Economia

Novo CEO da Apple, John Ternus desafia a ideia de que é preciso mudar para crescer

ResumoJohn Ternus, novo CEO da Apple, assumiu o cargo em 1º de abril de 2025 após 24 anos de carreira na companhia. A trajetória de Ternus, iniciada em 2001, demonstra crescimento profissional contínuo sem troca de empregador. A nomeação desafia a premissa comum de que mobilidade entre empresas é requisito para ascensão executiva. A permanência prolongada na Apple permitiu desenvolvimento técnico e liderança interna.

John Ternus, que assume nesta terça-feira (1º) o cargo de CEO da Apple, entrou na companhia em 2001, apenas quatro anos depois de se formar. Sua trajetória desafia o conselho de que é preciso mudar de empresa para crescer.

Tânia Lustosa
Tânia Lustosa Colunista de economia e sociedade · 01 de setembro de 2026
Novo CEO da Apple, John Ternus desafia a ideia de que é preciso mudar para crescer

John Ternus, que assume nesta terça-feira (1º) o cargo de CEO da Apple, entrou na companhia em 2001, apenas quatro anos depois de se formar na Universidade da Pensilvânia. Ele integra uma geração de líderes de big tech que construíram carreira dentro da própria empresa, contrariando a ideia de que é preciso mudar de emprego para crescer profissionalmente.

Satya Nadella entrou na Microsoft em 1992, dois anos após concluir o mestrado. Andy Jassy ingressou na Amazon em 1997, 24 anos antes de assumir o comando. Três das companhias de tecnologia mais poderosas do mundo agora são lideradas por executivos que construíram suas carreiras majoritariamente dentro das próprias organizações.

Durante boa parte dos últimos 30 anos, fomos levados a acreditar que empregos de longo prazo haviam acabado. À medida que grandes empregadores deixaram de oferecer garantias de estabilidade e passaram a promover cortes frequentes nas décadas de 1980 e 1990, a ideia de lealdade profissional perdeu espaço. Desde então, boa parte dos conselhos de carreira passou a defender a chamada "livre agência": assumir o controle da própria trajetória por meio de mudanças frequentes de emprego.

Estudo o mercado de trabalho há mais de duas décadas e comecei a suspeitar que a forma como falamos sobre carreiras modernas pode estar equivocada. As pessoas não estão deixando seus empregos em ritmo maior do que há 25 anos. As taxas de demissão caíram e também não houve o crescimento do trabalho freelance que muitos esperavam.

Uma análise publicada em 2024 por Peter Cappelli e coautores sobre a trajetória dos dez principais executivos de cada empresa da Fortune 100 mostra que o executivo médio havia trabalhado para apenas três empregadores ao longo dos 28 anos necessários para chegar ao topo.
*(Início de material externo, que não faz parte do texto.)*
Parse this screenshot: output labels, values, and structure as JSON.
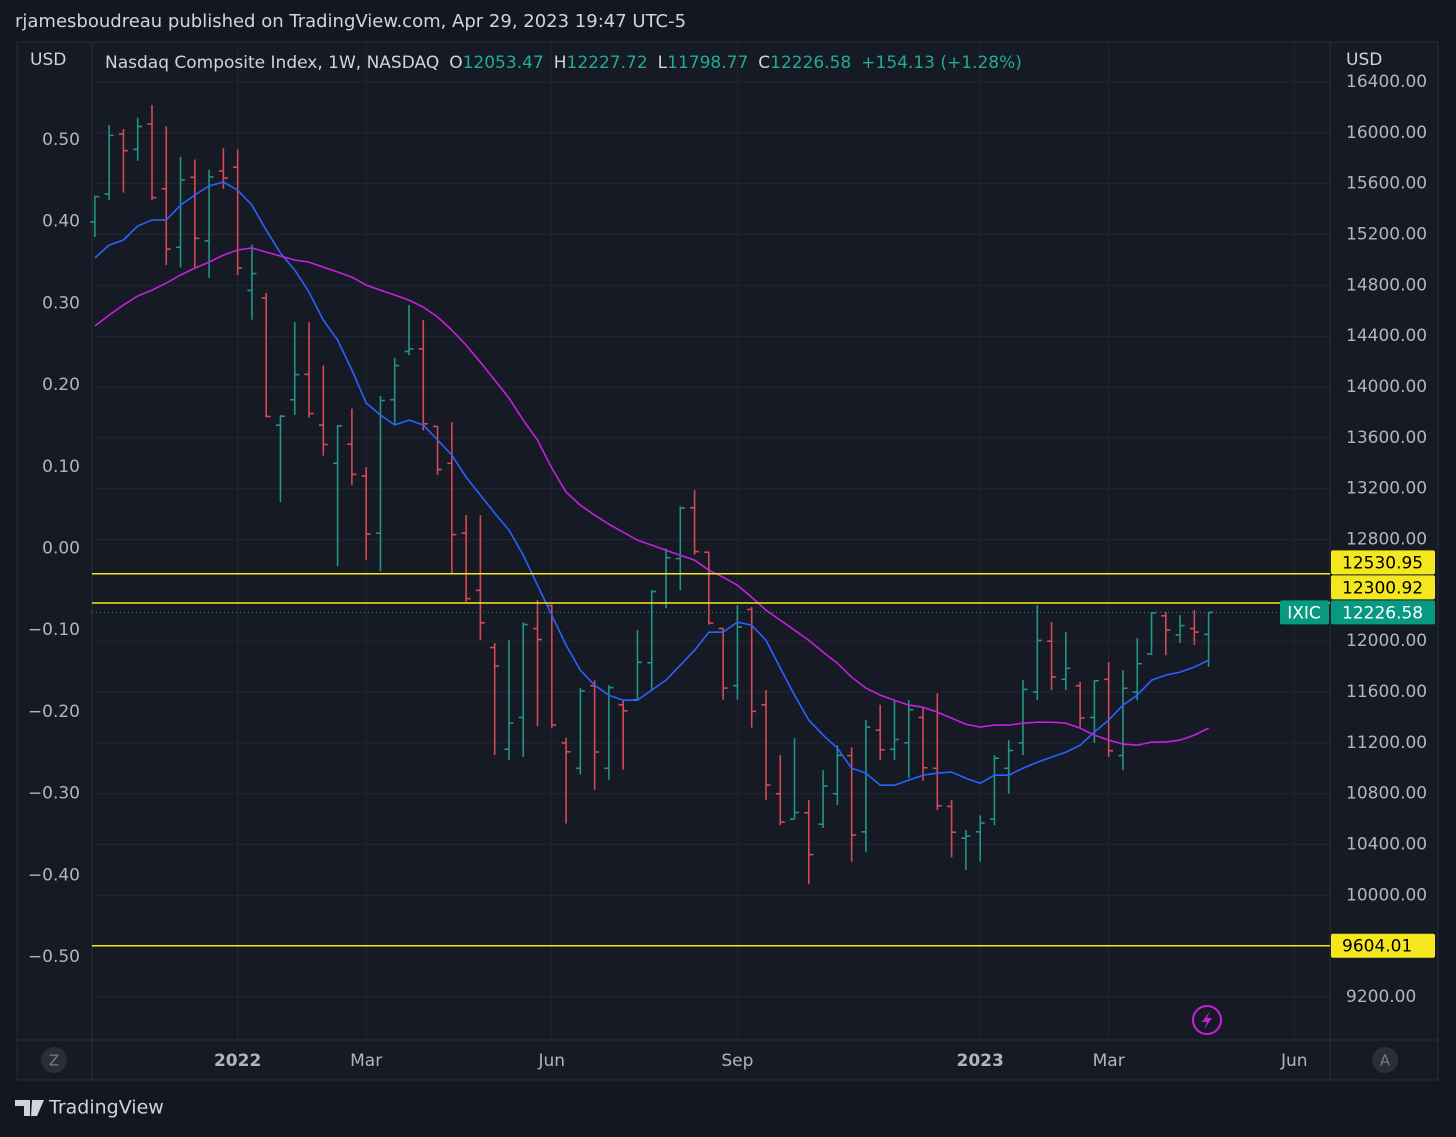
{
  "header": {
    "text": "rjamesboudreau published on TradingView.com, Apr 29, 2023 19:47 UTC-5"
  },
  "controls": {
    "left": "Z",
    "right": "A"
  },
  "footer": {
    "brand": "TradingView"
  },
  "chart_data": {
    "type": "ohlc",
    "title": "Nasdaq Composite Index, 1W, NASDAQ",
    "ohlc_labels": [
      "O",
      "H",
      "L",
      "C"
    ],
    "change": "+154.13 (+1.28%)",
    "symbol": "IXIC",
    "y_label": "USD",
    "y2_label": "USD",
    "up_color": "#22ab94",
    "down_color": "#f7525f",
    "open": [
      15300,
      15520,
      15990,
      15870,
      16070,
      15560,
      15100,
      15650,
      15150,
      15700,
      15730,
      14760,
      14700,
      13700,
      13900,
      14100,
      13700,
      13400,
      13550,
      13300,
      12850,
      13900,
      14280,
      14300,
      13690,
      13400,
      12850,
      12400,
      11950,
      11150,
      11400,
      12100,
      12280,
      11200,
      11000,
      11650,
      11000,
      11500,
      11540,
      11830,
      12300,
      12650,
      13050,
      12700,
      12100,
      11650,
      12250,
      11500,
      10800,
      10600,
      10650,
      10560,
      10800,
      11100,
      10500,
      11300,
      11150,
      11200,
      11400,
      11000,
      10700,
      10450,
      10500,
      10600,
      11000,
      11200,
      11600,
      12000,
      11700,
      11650,
      11400,
      11700,
      11100,
      11600,
      11900,
      12200,
      12050,
      12100,
      12053.47
    ],
    "high": [
      15505,
      16060,
      16030,
      16120,
      16220,
      16050,
      15810,
      15790,
      15710,
      15880,
      15870,
      15120,
      14740,
      13780,
      14510,
      14510,
      14170,
      13700,
      13830,
      13370,
      13930,
      14230,
      14645,
      14527,
      13690,
      13724,
      12992,
      12992,
      11985,
      12008,
      12150,
      12323,
      12290,
      11240,
      11631,
      11693,
      11654,
      11540,
      12087,
      12400,
      12732,
      13060,
      13190,
      12700,
      12103,
      12283,
      12270,
      11615,
      11104,
      11237,
      10750,
      10985,
      11182,
      11166,
      11380,
      11500,
      11536,
      11536,
      11480,
      11590,
      10750,
      10515,
      10630,
      11104,
      11221,
      11693,
      12283,
      12150,
      12071,
      11680,
      11693,
      11835,
      11772,
      12024,
      12229,
      12229,
      12205,
      12245,
      12227.72
    ],
    "low": [
      15180,
      15470,
      15530,
      15780,
      15470,
      14960,
      14940,
      14940,
      14860,
      15560,
      14880,
      14530,
      13760,
      13095,
      13780,
      13760,
      13460,
      12590,
      13230,
      12640,
      12550,
      13700,
      14250,
      13660,
      13310,
      12530,
      12310,
      12010,
      11105,
      11065,
      11090,
      11330,
      11320,
      10565,
      10950,
      10830,
      10910,
      10990,
      11540,
      11620,
      12260,
      12400,
      12680,
      12130,
      11540,
      11540,
      11320,
      10750,
      10552,
      10600,
      10088,
      10530,
      10710,
      10265,
      10340,
      11065,
      11065,
      10925,
      10900,
      10670,
      10300,
      10200,
      10265,
      10552,
      10800,
      11104,
      11536,
      11615,
      11615,
      11325,
      11200,
      11090,
      10985,
      11536,
      11890,
      11890,
      11985,
      11970,
      11798.77
    ],
    "close": [
      15498,
      15980,
      15860,
      16050,
      15490,
      15085,
      15630,
      15170,
      15653,
      15645,
      14935,
      14893,
      13768,
      13770,
      14098,
      13791,
      13548,
      13694,
      13313,
      12843,
      13894,
      14169,
      14300,
      13711,
      13351,
      12839,
      12335,
      12145,
      11805,
      11355,
      12131,
      12013,
      11340,
      11130,
      11608,
      11128,
      11635,
      11452,
      11834,
      12391,
      12657,
      13048,
      12705,
      12142,
      11631,
      12112,
      11448,
      10868,
      10576,
      10652,
      10321,
      10860,
      11102,
      10475,
      11324,
      11146,
      11226,
      11461,
      11004,
      10705,
      10497,
      10466,
      10569,
      11079,
      11140,
      11621,
      12006,
      11718,
      11787,
      11395,
      11689,
      11138,
      11630,
      11823,
      12222,
      12088,
      12123,
      12072,
      12226.58
    ],
    "series": [
      {
        "color": "#2962ff",
        "values": [
          15015,
          15117,
          15157,
          15267,
          15314,
          15314,
          15432,
          15511,
          15582,
          15613,
          15550,
          15432,
          15235,
          15054,
          14920,
          14747,
          14527,
          14370,
          14134,
          13874,
          13780,
          13701,
          13740,
          13701,
          13583,
          13465,
          13291,
          13150,
          13008,
          12874,
          12678,
          12441,
          12205,
          11969,
          11772,
          11654,
          11575,
          11536,
          11536,
          11615,
          11693,
          11811,
          11929,
          12071,
          12071,
          12150,
          12126,
          12008,
          11788,
          11576,
          11379,
          11261,
          11159,
          11001,
          10962,
          10867,
          10867,
          10907,
          10946,
          10962,
          10970,
          10922,
          10883,
          10946,
          10946,
          11001,
          11048,
          11088,
          11127,
          11182,
          11285,
          11379,
          11497,
          11575,
          11693,
          11733,
          11757,
          11796,
          11851
        ]
      },
      {
        "color": "#c71fe0",
        "values": [
          14480,
          14566,
          14645,
          14716,
          14763,
          14818,
          14881,
          14936,
          14983,
          15038,
          15078,
          15094,
          15062,
          15031,
          14999,
          14983,
          14944,
          14905,
          14865,
          14802,
          14763,
          14724,
          14684,
          14629,
          14551,
          14448,
          14330,
          14196,
          14055,
          13913,
          13740,
          13583,
          13362,
          13173,
          13071,
          12992,
          12921,
          12858,
          12795,
          12756,
          12716,
          12677,
          12638,
          12559,
          12504,
          12441,
          12346,
          12244,
          12166,
          12087,
          12008,
          11914,
          11827,
          11717,
          11631,
          11576,
          11536,
          11497,
          11481,
          11442,
          11395,
          11347,
          11324,
          11340,
          11340,
          11355,
          11363,
          11363,
          11355,
          11316,
          11261,
          11222,
          11190,
          11182,
          11206,
          11206,
          11222,
          11261,
          11316
        ]
      }
    ],
    "hlines": [
      12530.95,
      12300.92,
      9604.01
    ],
    "hline_color": "#f5e71d",
    "last_color": "#089981",
    "xlim": [
      -0.2,
      86.5
    ],
    "xticks": [
      {
        "value": 10,
        "label": "2022"
      },
      {
        "value": 19,
        "label": "Mar"
      },
      {
        "value": 32,
        "label": "Jun"
      },
      {
        "value": 45,
        "label": "Sep"
      },
      {
        "value": 62,
        "label": "2023"
      },
      {
        "value": 71,
        "label": "Mar"
      },
      {
        "value": 84,
        "label": "Jun"
      }
    ],
    "ylim": [
      8862,
      16715
    ],
    "yticks": [
      {
        "value": 16400,
        "label": "16400.00"
      },
      {
        "value": 16000,
        "label": "16000.00"
      },
      {
        "value": 15600,
        "label": "15600.00"
      },
      {
        "value": 15200,
        "label": "15200.00"
      },
      {
        "value": 14800,
        "label": "14800.00"
      },
      {
        "value": 14400,
        "label": "14400.00"
      },
      {
        "value": 14000,
        "label": "14000.00"
      },
      {
        "value": 13600,
        "label": "13600.00"
      },
      {
        "value": 13200,
        "label": "13200.00"
      },
      {
        "value": 12800,
        "label": "12800.00"
      },
      {
        "value": 12000,
        "label": "12000.00"
      },
      {
        "value": 11600,
        "label": "11600.00"
      },
      {
        "value": 11200,
        "label": "11200.00"
      },
      {
        "value": 10800,
        "label": "10800.00"
      },
      {
        "value": 10400,
        "label": "10400.00"
      },
      {
        "value": 10000,
        "label": "10000.00"
      },
      {
        "value": 9200,
        "label": "9200.00"
      }
    ],
    "y2lim": [
      -0.6016,
      0.62
    ],
    "y2ticks": [
      {
        "value": 0.5,
        "label": "0.50"
      },
      {
        "value": 0.4,
        "label": "0.40"
      },
      {
        "value": 0.3,
        "label": "0.30"
      },
      {
        "value": 0.2,
        "label": "0.20"
      },
      {
        "value": 0.1,
        "label": "0.10"
      },
      {
        "value": 0,
        "label": "0.00"
      },
      {
        "value": -0.1,
        "label": "−0.10"
      },
      {
        "value": -0.2,
        "label": "−0.20"
      },
      {
        "value": -0.3,
        "label": "−0.30"
      },
      {
        "value": -0.4,
        "label": "−0.40"
      },
      {
        "value": -0.5,
        "label": "−0.50"
      }
    ],
    "grid": true
  }
}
Além disso, esses executivos estavam, em média, havia 13 anos na empresa atual antes de chegar à alta cúpula.

Outro estudo, realizado com trabalhadores da Finlândia, mostrou que a probabilidade de alguém avançar para um cargo mais sênior era quase seis vezes maior quando a promoção ocorria dentro da própria empresa do que quando a pessoa mudava de companhia.

As razões não são difíceis de entender. Promover alguém e permitir que essa pessoa assuma uma função maior e mais responsável envolve risco para o empregador. As empresas tendem a estar mais dispostas a assumir esse risco com alguém que conhecem bem, um candidato interno, do que com um profissional de fora sobre o qual sabem pouco.

É claro que existem muitas razões pelas quais mudar de empresa pode beneficiar uma carreira. Muitas pessoas estão em empregos de que não gostam e deveriam procurar algo melhor. Também faz sentido mudar de ambiente para conhecer melhor a si mesmo e descobrir que tipos de trabalho despertam mais interesse.

O conselho de que é preciso "sair para subir" pode estar exatamente ao contrário. Quem espera se tornar o próximo John Ternus e chegar ao comando de uma empresa trilionária deveria entender que pode sair para buscar novas oportunidades ou permanecer e subir na hierarquia, mas é difícil fazer as duas coisas ao mesmo tempo.